（pat）A1053 Path of Equal Weight

Given a non-empty tree with root R, and with weight Wi assigned to each tree node Ti. The weight of a path from R to L is defined to be the sum of the weights of all the nodes along the path from R to any leaf node L.

Now given any weighted tree, you are supposed to find all the paths with their weights equal to a given number. For example, let’s consider the tree showed in Figure 1: for each node, the upper number is the node ID which is a two-digit number, and the lower number is the weight of that node. Suppose that the given number is 24, then there exists 4 different paths which have the same given weight: {10 5 2 7}, {10 4 10}, {10 3 3 6 2} and {10 3 3 6 2}, which correspond to the red edges in Figure 1.

Figure 1
Input Specification:

Each input file contains one test case. Each case starts with a line containing 0 < N <= 100, the number of nodes in a tree, M (< N), the number of non-leaf nodes, and 0 < S < 230, the given weight number. The next line contains N positive numbers where Wi (<1000) corresponds to the tree node Ti. Then M lines follow, each in the format:

ID K ID[1] ID[2] … ID[K]
where ID is a two-digit number representing a given non-leaf node, K is the number of its children, followed by a sequence of two-digit ID’s of its children. For the sake of simplicity, let us fix the root ID to be 00.

Output Specification:

For each test case, print all the paths with weight S in non-increasing order. Each path occupies a line with printed weights from the root to the leaf in order. All the numbers must be separated by a space with no extra space at the end of the line.

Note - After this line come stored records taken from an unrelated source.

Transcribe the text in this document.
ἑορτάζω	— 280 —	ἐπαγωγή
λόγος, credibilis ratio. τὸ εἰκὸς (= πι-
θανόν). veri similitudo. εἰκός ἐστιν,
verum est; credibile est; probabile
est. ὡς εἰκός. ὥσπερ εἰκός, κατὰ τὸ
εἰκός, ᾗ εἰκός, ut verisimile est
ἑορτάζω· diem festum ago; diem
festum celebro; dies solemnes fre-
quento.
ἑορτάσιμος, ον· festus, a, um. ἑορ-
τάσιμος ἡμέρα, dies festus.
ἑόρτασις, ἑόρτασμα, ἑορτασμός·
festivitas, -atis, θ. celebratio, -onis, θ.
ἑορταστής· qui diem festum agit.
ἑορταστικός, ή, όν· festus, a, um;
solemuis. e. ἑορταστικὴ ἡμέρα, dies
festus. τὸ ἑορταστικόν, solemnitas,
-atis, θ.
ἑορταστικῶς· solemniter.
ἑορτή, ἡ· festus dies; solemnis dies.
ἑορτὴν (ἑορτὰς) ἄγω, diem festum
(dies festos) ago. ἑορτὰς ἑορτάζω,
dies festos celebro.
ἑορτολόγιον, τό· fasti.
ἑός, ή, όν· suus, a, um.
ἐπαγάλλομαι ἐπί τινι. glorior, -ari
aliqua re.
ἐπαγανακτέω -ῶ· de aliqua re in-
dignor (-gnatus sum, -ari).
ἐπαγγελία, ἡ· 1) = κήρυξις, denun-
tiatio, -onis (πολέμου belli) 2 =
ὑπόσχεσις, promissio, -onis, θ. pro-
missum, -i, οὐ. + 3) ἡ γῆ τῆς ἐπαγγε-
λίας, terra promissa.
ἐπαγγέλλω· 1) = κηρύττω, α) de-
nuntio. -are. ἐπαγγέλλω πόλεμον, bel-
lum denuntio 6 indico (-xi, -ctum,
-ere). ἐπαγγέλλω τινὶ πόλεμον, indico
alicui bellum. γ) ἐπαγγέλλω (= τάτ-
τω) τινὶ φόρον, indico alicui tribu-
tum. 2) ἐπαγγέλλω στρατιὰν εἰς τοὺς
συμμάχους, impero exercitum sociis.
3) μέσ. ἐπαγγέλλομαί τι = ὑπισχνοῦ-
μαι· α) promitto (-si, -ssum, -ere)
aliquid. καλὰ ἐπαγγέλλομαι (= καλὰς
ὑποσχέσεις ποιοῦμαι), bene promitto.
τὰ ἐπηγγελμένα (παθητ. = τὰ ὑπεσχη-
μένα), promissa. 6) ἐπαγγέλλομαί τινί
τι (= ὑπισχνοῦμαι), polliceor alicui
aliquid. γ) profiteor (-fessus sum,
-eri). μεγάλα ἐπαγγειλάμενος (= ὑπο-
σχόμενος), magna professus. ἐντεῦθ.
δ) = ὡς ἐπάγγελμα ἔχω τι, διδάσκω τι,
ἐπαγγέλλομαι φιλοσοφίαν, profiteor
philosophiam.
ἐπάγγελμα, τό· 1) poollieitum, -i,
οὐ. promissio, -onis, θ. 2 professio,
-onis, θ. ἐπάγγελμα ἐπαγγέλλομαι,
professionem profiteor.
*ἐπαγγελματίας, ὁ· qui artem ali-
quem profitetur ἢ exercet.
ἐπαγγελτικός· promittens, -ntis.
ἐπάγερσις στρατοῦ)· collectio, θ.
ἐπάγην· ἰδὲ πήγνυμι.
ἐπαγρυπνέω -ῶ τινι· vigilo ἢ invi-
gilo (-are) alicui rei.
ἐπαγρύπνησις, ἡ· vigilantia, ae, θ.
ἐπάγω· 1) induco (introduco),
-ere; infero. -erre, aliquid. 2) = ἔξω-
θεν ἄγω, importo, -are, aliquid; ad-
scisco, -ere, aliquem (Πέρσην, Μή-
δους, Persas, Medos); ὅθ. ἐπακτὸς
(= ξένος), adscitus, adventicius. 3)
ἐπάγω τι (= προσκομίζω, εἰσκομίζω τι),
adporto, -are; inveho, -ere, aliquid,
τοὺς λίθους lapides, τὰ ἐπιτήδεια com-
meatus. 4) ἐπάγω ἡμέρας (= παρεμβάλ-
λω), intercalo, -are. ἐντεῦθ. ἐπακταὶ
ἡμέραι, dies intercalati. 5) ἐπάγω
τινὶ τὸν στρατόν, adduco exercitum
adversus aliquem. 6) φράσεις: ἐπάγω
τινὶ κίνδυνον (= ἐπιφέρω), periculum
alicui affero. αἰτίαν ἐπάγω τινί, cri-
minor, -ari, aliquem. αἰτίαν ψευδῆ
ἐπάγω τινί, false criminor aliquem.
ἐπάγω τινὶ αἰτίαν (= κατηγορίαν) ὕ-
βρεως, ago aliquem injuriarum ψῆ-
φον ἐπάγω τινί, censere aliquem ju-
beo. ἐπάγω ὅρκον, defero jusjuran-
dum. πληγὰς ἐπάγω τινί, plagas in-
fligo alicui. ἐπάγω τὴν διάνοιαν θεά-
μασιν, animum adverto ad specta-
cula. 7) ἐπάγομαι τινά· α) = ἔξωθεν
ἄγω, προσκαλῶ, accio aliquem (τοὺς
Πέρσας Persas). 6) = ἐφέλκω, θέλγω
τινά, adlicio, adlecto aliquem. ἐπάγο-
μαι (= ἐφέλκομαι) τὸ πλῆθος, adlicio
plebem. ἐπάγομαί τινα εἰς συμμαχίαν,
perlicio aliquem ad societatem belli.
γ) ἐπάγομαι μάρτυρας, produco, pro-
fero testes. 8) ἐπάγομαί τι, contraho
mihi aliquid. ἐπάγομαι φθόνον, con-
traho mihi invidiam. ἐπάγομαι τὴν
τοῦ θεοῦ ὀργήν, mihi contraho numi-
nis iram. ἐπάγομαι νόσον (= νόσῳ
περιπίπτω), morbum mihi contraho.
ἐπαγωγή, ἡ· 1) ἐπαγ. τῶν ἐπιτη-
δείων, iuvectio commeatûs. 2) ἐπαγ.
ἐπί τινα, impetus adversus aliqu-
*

Note: sequence {A1, A2, …, An} is said to be greater than sequence {B1, B2, …, Bm} if there exists 1 <= k < min{n, m} such that Ai = Bi for i=1, … k, and Ak+1 > Bk+1.

Sample Input:
20 9 24
10 2 4 3 5 10 2 18 9 7 2 2 1 3 12 1 8 6 2 2
00 4 01 02 03 04
02 1 05
04 2 06 07
03 3 11 12 13
06 1 09
07 2 08 10
16 1 15
13 3 14 16 17
17 2 18 19
Sample Output:
10 5 2 7
10 4 10
10 3 3 6 2
10 3 3 6 2

对于勉强算是一个图论选手还是太简单啦

#include<iostream>
#include<cstdio>
#include<cmath>
#include<cstring>
#include<queue>
#include<algorithm>
#include<vector>
using namespace std;
vector<int> graph[105];
int val[105];
int n ,m,s;
int a[105];
int countt=0;
int sum=0;
void printt()
{
    for(int i=0;i<countt-1;i++)
        printf("%d ",a[i]);
    printf("%d\n",a[countt-1]);
}
void dfs(int v,int fa)
{
    a[countt++]=val[v];
    sum+=val[v];
    if(sum>=s)
    {
        if(sum==s&&graph[v].size()==0)
            printt();
        sum-=val[v];
        countt--;
        return;
    }
    else
    {
        for(int i=0;i<graph[v].size();i++)
        {
            int u=graph[v][i];
            if(v==u)
                continue;
            dfs(u,v);
        }
        sum-=val[v];
        countt--;
    }

}
bool cmp(int x,int y)
{
    return val[x]>val[y];
}
int main()
{
    scanf("%d%d%d",&n,&m,&s);
    for(int i=0;i<n;i++)
        scanf("%d",val+i);
    int x,num,y;
    while(m--)
    {
        scanf("%d%d",&x,&num);
        while(num--)
        {
            scanf("%d",&y);
            graph[x].push_back(y);
        }
    }
    for(int i=0;i<n;i++)
        sort(graph[i].begin(),graph[i].end(),cmp);//字典序
    dfs(0,-1);
    return 0;
}